Urgo Urges For Campus Civility

Dear St. Mary’s College Community:

In conversations with students, faculty, and staff over the last few weeks, a recurring theme of civility on campus has emerged. Simply put, the word on the banks of the St. Mary’s River is that people are becoming less nice.

I’m told there are fewer greetings on The Path and more ear buds cocooning playlists that have left their owners insulated from passers-by. There also seems to be a rise in mean-spiritedness. These issues are prickly because while we want everyone to be nice to one another, we all have the right to be asinine sometimes.

So, this message is not about being selfish or hoarding the jellybeans. That’s human nature. When I think of civility I think more of the work it takes to create, maintain, and participate in a community.

I am thinking more specifically about cleaning up after ourselves, holding the door for others, looking people in the eye, smiling, and (remember the old lesson?) treating others as you would want to be treated.

At college we study the best that’s been thought, said, created, imagined. That’s a high bar for behavior. Under observation, how will the critics assess our contribution? High quality? Worthy of national distribution? Or, destined for rubbish and not even recyclable?

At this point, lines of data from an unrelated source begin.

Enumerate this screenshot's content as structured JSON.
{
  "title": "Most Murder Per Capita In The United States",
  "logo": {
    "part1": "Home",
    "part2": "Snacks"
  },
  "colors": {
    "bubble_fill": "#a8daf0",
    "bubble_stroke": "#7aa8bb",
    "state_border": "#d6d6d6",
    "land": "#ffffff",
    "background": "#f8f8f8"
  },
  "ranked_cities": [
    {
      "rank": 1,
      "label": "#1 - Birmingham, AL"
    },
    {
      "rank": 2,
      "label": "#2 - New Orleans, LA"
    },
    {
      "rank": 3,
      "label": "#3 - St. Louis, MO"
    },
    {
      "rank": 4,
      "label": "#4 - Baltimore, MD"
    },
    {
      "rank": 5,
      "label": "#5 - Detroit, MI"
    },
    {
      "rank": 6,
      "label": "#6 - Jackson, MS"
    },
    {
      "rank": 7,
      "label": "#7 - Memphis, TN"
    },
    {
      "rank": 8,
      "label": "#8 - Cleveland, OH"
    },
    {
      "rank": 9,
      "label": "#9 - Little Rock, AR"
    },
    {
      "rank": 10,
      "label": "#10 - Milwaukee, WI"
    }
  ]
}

I don’t think we need to be nice all the time. I agree with the idea articulated by Abbie Hoffman, a defendant from the Chicago Seven trial a generation ago:  “When decorum is repression, the only dignity free men [and women] have is to speak out.”

We always need space for dramatic articulation. At the same time, this is our home. Let’s not soil where we eat. Civility has its place in our learning environment as a key component in creating and maintaining our community.

As news about our institution is sent into cyberspace via YouTube videos, Tweets and Facebook pages, we all have a hand in shaping the content of OurTube. Let’s reflect on our interaction with others, just for a moment, and decide how we want St. Mary’s story to be told throughout the community, the state of Maryland, the country—and the world.